The anti-CRISPR protein also worked in human cells. When the team transfected human cells in culture with plasmids encoding Cas9, a gene-targeting guide RNA and the anti-CRISPR protein, the newly found protein was able to block Cas9 from editing the genome. Using human cultured cells expressing a deactivated form of Cas9 that binds to DNA but cannot create a double-stranded break, the researchers found that the anti-CRISPR protein prevents Cas9 from binding to its RNA-specified genomic site.
“The three [anti-CRISPR] proteins all bind to Cas9 in different ways to block the enzyme’s DNA cleavage activity,” said Davidson. His lab is now working to understand how these proteins interact with Cas9 to prevent its activity. “We expect that there will be many more anti-CRISPRs against other CRISPR systems,” he said.
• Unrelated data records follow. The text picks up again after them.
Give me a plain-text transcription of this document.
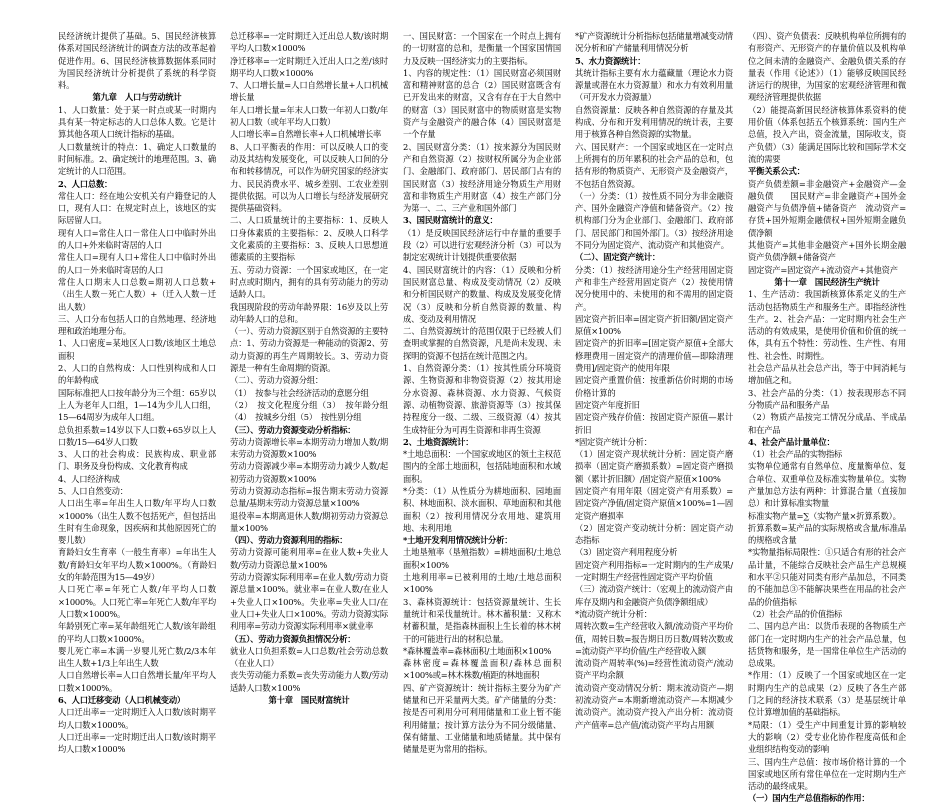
民经济统计提供了基础。5、国民经济核算体系对国民经济统计的调查方法的改革起着促进作用。6、国民经济核算数据体系同时为国民经济统计分析提供了系统的科学资料。

第九章　人口与劳动统计

1、人口数量：处于某一时点或某一时期内具有某一特定标志的人口总体人数。它是计算其他各项人口统计指标的基础。

人口数量统计的特点：1、确定人口数量的时间标准。2、确定统计的地理范围。3、确定统计的人口范围。

2、人口总数：

常住人口：经在地公安机关有户籍登记的人口，现有人口：在规定时点上，该地区的实际居留人口。

现有人口=常住人口－常住人口中临时外出的人口+外来临时寄居的人口

常住人口=现有人口+常住人口中临时外出的人口－外来临时寄居的人口

常住人口期末人口总数=期初人口总数+（出生人数－死亡人数）+（迁入人数－迁出人数）

三、人口分布包括人口的自然地理、经济地理和政治地理分布。

1、人口密度=某地区人口数/该地区土地总面积

2、人口的自然构成：人口性别构成和人口的年龄构成

国际标准把人口按年龄分为三个组：65岁以上人为老年人口组，1—14为少儿人口组，15—64周岁为成年人口组。

总负担系数=14岁以下人口数+65岁以上人口数/15—64岁人口数

3、人口的社会构成：民族构成、职业部门、职务及身份构成、文化教育构成

4、人口经济构成

5、人口自然变动：

人口出生率=年出生人口数/年平均人口数×1000%（出生人数不包括死产，但包括出生时有生命现象，因疾病和其他原因死亡的婴儿数）

育龄妇女生育率（一般生育率）=年出生人数/育龄妇女年平均人数×1000%。（育龄妇女的年龄范围为15—49岁）

人口死亡率=年死亡人数/年平均人口数×1000%。人口死亡率=年死亡人数/年平均人口数×1000%。

年龄别死亡率=某年龄组死亡人数/该年龄组的平均人口数×1000%。

婴儿死亡率=本满一岁婴儿死亡数/2/3本年出生人数+1/3上年出生人数

人口自然增长率=人口自然增长量/年平均人口数×1000%。

6、人口迁移变动（人口机械变动）

人口迁出率=一定时期迁入人口数/该时期平均人口数×1000%。

人口迁出率=一定时期迁出人口数/该时期平均人口数×1000%

总迁移率=一定时期迁入迁出总人数/该时期平均人口数×1000%

净迁移率=一定时期迁入迁出人口之差/该时期平均人口数×1000%

7、人口增长量=人口自然增长量+人口机械增长量

年人口增长量=年末人口数一年初人口数/年初人口数（或年平均人口数）

人口增长率=自然增长率+人口机械增长率

8、人口平衡表的作用：可以反映人口的变动及其结构发展变化，可以反映人口间的分布和转移情况，可以作为研究国家的经济实力、民民消费水平、城乡差别、工农业差别提供依据。可以为人口增长与经济发展研究提供基础资料。

二、人口质量统计的主要指标：1、反映人口身体素质的主要指标：2、反映人口科学文化素质的主要指标：3、反映人口思想道德素质的主要指标

五、劳动力资源：一个国家或地区，在一定时点或时期内，拥有的具有劳动能力的劳动适龄人口。

我国现阶段的劳动年龄界限：16岁及以上劳动年龄人口的总和。

（一）、劳动力资源区别于自然资源的主要特点：1、劳动力资源是一种能动的资源2、劳动力资源的再生产周期较长。3、劳动力资源是一种有生命周期的资源。

（二）、劳动力资源分组：

（1）　按参与社会经济活动的意愿分组

（2）　按文化程度分组（3）　按年龄分组（4）　按城乡分组（5）　按性别分组

（三）、劳动力资源变动分析指标：

劳动力资源增长率=本期劳动力增加人数/期末劳动力资源数×100%

劳动力资源减少率=本期劳动力减少人数/起初劳动力资源数×100%

劳动力资源动态指标=报告期末劳动力资源总量/基期末劳动力资源总量×100%

退役率=本期离退休人数/期初劳动力资源总量×100%

（四）、劳动力资源利用的指标：

劳动力资源可能利用率=在业人数+失业人数/劳动力资源总量×100%

劳动力资源实际利用率=在业人数/劳动力资源总量×100%。就业率=在业人数/在业人+失业人口×100%。失业率=失业人口/在业人口+失业人口×100%。劳动力资源实际利用率=劳动力资源实际利用率×就业率

（五）、劳动力资源负担情况分析：

就业人口负担系数=人口总数/社会劳动总数（在业人口）

丧失劳动能力系数=丧失劳动能力人数/劳动适龄人口数×100%

第十章　国民财富统计

一、国民财富：一个国家在一个时点上拥有的一切财富的总和，是衡量一个国家国情国力及反映一国经济实力的主要指标。

1、内容的规定性：（1）国民财富必须国财富和精神财富的总合（2）国民财富既含有已开发出来的财富，又含有存在于大自然中的财富（3）国民财富中的物质财富是实物资产与金融资产的融合体（4）国民财富是一个存量

2、国民财富分类：（1）按来源分为国民财产和自然资源（2）按财权所属分为企业部门、金融部门、政府部门、居民部门占有的国民财富（3）按经济用途分物质生产用财富和非物质生产用财富（4）按生产部门分为第一、二、三产业和国外部门

3、国民财富统计的意义：

（1）是反映国民经济运行中存量的重要手段（2）可以进行宏观经济分析（3）可以为制定宏观统计计划提供重要依据

4、国民财富统计的内容：（1）反映和分析国民财富总量、构成及变动情况（2）反映和分析国民财产的数量、构成及发展变化情况（3）反映和分析自然资源的数量、构成、变动及利用情况

二、自然资源统计的范围仅限于已经被人们查明或掌握的自然资源，凡是尚未发现、未探明的资源不包括在统计范围之内。

1、自然资源分类：（1）按其性质分环境资源、生物资源和非物资资源（2）按其用途分水资源、森林资源、水力资源、气候资源、动植物资源、旅游资源等（3）按其保持程度分一级、二级、三级资源（4）按其生成特征分为可再生资源和非再生资源

2、土地资源统计：

*土地总面积：一个国家或地区的领土主权范围内的全部土地面积，包括陆地面积和水域面积。

*分类：（1）从性质分为耕地面积、园地面积、林地面积、淡水面积、草地面积和其他面积（2）按利用情况分农用地、建筑用地、未利用地

*土地开发利用情况统计分析：

土地垦殖率（垦殖指数）=耕地面积/土地总面积×100%

土地利用率=已被利用的土地/土地总面积×100%

3、森林资源统计：包括资源量统计、生长量统计和采伐量统计。林木蓄积量：又称木材蓄积量，是指森林面积上生长着的林木树干的可能进行出的材积总量。

*森林覆盖率=森林面积/土地面积×100%

森林密度=森林覆盖面积/森林总面积×100%或=林木株数/植距的林地面积

四、矿产资源统计：统计指标主要分为矿产储量和已开采量两大类。矿产储量的分类：按是否可利用分可利用储量和工业上暂不能利用储量；按计算方法分为不同分级储量、保有储量、工业储量和地质储量。其中保有储量是更为常用的指标。

*矿产资源统计分析指标包括储量增减变动情况分析和矿产储量利用情况分析

5、水力资源统计：

其统计指标主要有水力蕴藏量（理论水力资源量或潜在水力资源量）和水力有效利用量（可开发水力资源量）

自然资源量：反映各种自然资源的存量及其构成、分布和开发利用情况的统计表，主要用于核算各种自然资源的实物量。

六、国民财产：一个国家或地区在一定时点上所拥有的历年累积的社会产品的总和，包括有形的物质资产、无形资产及金融资产，不包括自然资源。

（一）分类：（1）按性质不同分为非金融资产、国外金融资产净值和储备资产。（2）按机构部门分为企业部门、金融部门、政府部门、居民部门和国外部门。（3）按经济用途不同分为固定资产、流动资产和其他资产。

（二）、固定资产统计：

分类：（1）按经济用途分生产经营用固定资产和非生产经营用固定资产（2）按使用情况分使用中的、未使用的和不需用的固定资产。

固定资产折旧率=固定资产折旧额/固定资产原值×100%

固定资产的折旧率=[固定资产原值+全部大修理费用－固定资产的清理价值—即除清理费用]/固定资产的使用年限

固定资产重置价值：按重新估价时期的市场价格计算的

固定资产年度折旧

固定资产残存价值：按固定资产原值—累计折旧

*固定资产统计分析：

（1）固定资产现状统计分析：固定资产磨损率（固定资产磨损系数）=固定资产磨损额（累计折旧额）/固定资产原值×100%

固定资产有用年限（固定资产有用系数）=固定资产净值/固定资产原值×100%=1—固定资产磨损率

（2）固定资产变动统计分析：固定资产动态指标

（3）固定资产利用程度分析

固定资产利用指标=一定时期内的生产成果/一定时期生产经营性固定资产平均价值

（三）流动资产统计：（宏观上的流动资产由库存及期内和金融资产负债净额组成）

*流动资产统计分析：

周转次数=生产经营收入额/流动资产平均价值，周转日数=报告期日历日数/周转次数或=流动资产平均价值/生产经营收入额

流动资产周转率(%)=经营性流动资产/流动资产平均余额

流动资产变动情况分析：期末流动资产—期初流动资产=本期新增流动资产—本期减少流动资产。流动资产投入产出分析：流动资产产值率=总产值/流动资产平均占用额

（四）、资产负债表：反映机构单位所拥有的有形资产、无形资产的存量价值以及机构单位之间未清的金融资产、金融负债关系的存量表（作用《论述》）（1）能够反映国民经济运行的规律，为国家的宏观经济管理和微观经济管理提供依据

（2）能提高新国民经济核算体系资料的使用价值（体系包括五个核算系统：国内生产总值，投入产出，资金流量，国际收支，资产负债）（3）能满足国际比较和国际学术交流的需要

平衡关系公式：

资产负债差额=非金融资产+金融资产—金融负债　　国民财产=非金融资产+国外金融资产与负债净值+储备资产　流动资产=存货+国外短期金融债权+国外短期金融负债净额

其他资产=其他非金融资产+国外长期金融资产负债净额+储备资产

固定资产=固定资产+流动资产+其他资产

第十一章　国民经济生产统计

1、生产活动：我国新核算体系定义的生产活动包括物质生产和服务生产。即指经济性生产。2、社会产品：一定时期内社会生产活动的有效成果，是使用价值和价值的统一体，具有五个特性：劳动性、生产性、有用性、社会性、时期性。

社会总产品从社会总产出，等于中间消耗与增加值之和。

3、社会产品的分类：（1）按表现形态不同分物质产品和服务产品

（2）物质产品按完工情况分成品、半成品和在产品

4、社会产品计量单位：

（1）社会产品的实物指标

实物单位通常有自然单位、度量衡单位、复合单位、双重单位及标准实物量单位。实物产量加总方法有两种：计算混合量（直接加总）和计算标准实物量

标准实物产量=∑（实物产量×折算系数）。

折算系数=某产品的实际规格或含量/标准品的规格或含量

*实物量指标局限性：①只适合有形的社会产品计量，不能综合反映社会产品生产总规模和水平②只能对同类有形产品加总，不同类的不能加总③不能解决果些在用品的社会产品的价值指标

（2）社会产品的价值指标

二、国内总产出：以货币表现的各物质生产部门在一定时期内生产的社会产品总量，包括货物和服务，是一国常住单位生产活动的总成果。

*作用：（1）反映了一个国家或地区在一定时期内生产的总成果（2）反映了各生产部门之间的经济技术联系（3）是基层统计单位计算增加值的基础指标。

*局限：（1）受生产中间重复计算的影响较大的影响（2）受专业化协作程度高低和企业组织结构变动的影响

三、国内生产总值：按市场价格计算的一个国家或地区所有常住单位在一定时期内生产活动的最终成果。

（一）国内生产总值指标的作用：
“The obvious interest of anti-CRISPR proteins that inhibit type II systems is the possibility to modulate the activity of Cas9 in gene-editing applications,” wrote Horvath. “The expression of these inhibiting proteins could be triggered in response to a given condition, or at a particular time point in the development of an organism, which would put a stop to the activity of Cas9. A clever way to store the molecular scalpel into its safety case.”
An especially intriguing potential application of anti-CRISPRs, according to Church, are in gene drives being developed to control mosquitos and other vectors of disease.
For now, the present study enhances scientists’ understanding of the immunity involved in the interaction between bacteria and their viruses. “From all of our studies [on these anti-CRISPR proteins], we conclude that there is a strong evolutionary advantage for phage to have these anti-CRISPRs,” said Davidson.
“Knowledge about how anti-CRISPR proteins work is also relevant to other applications of CRISPR-Cas systems…Knowing how the viral enemy evades CRISPR-based immunity will provide valuable insights into ways to better fight [viruses],” wrote Horvath.
A. Pawluk et al., “Naturally occurring off-switches for CRISPR-Cas9,” Cell, doi:10.1016/j.cell.2016.11.017, 2016.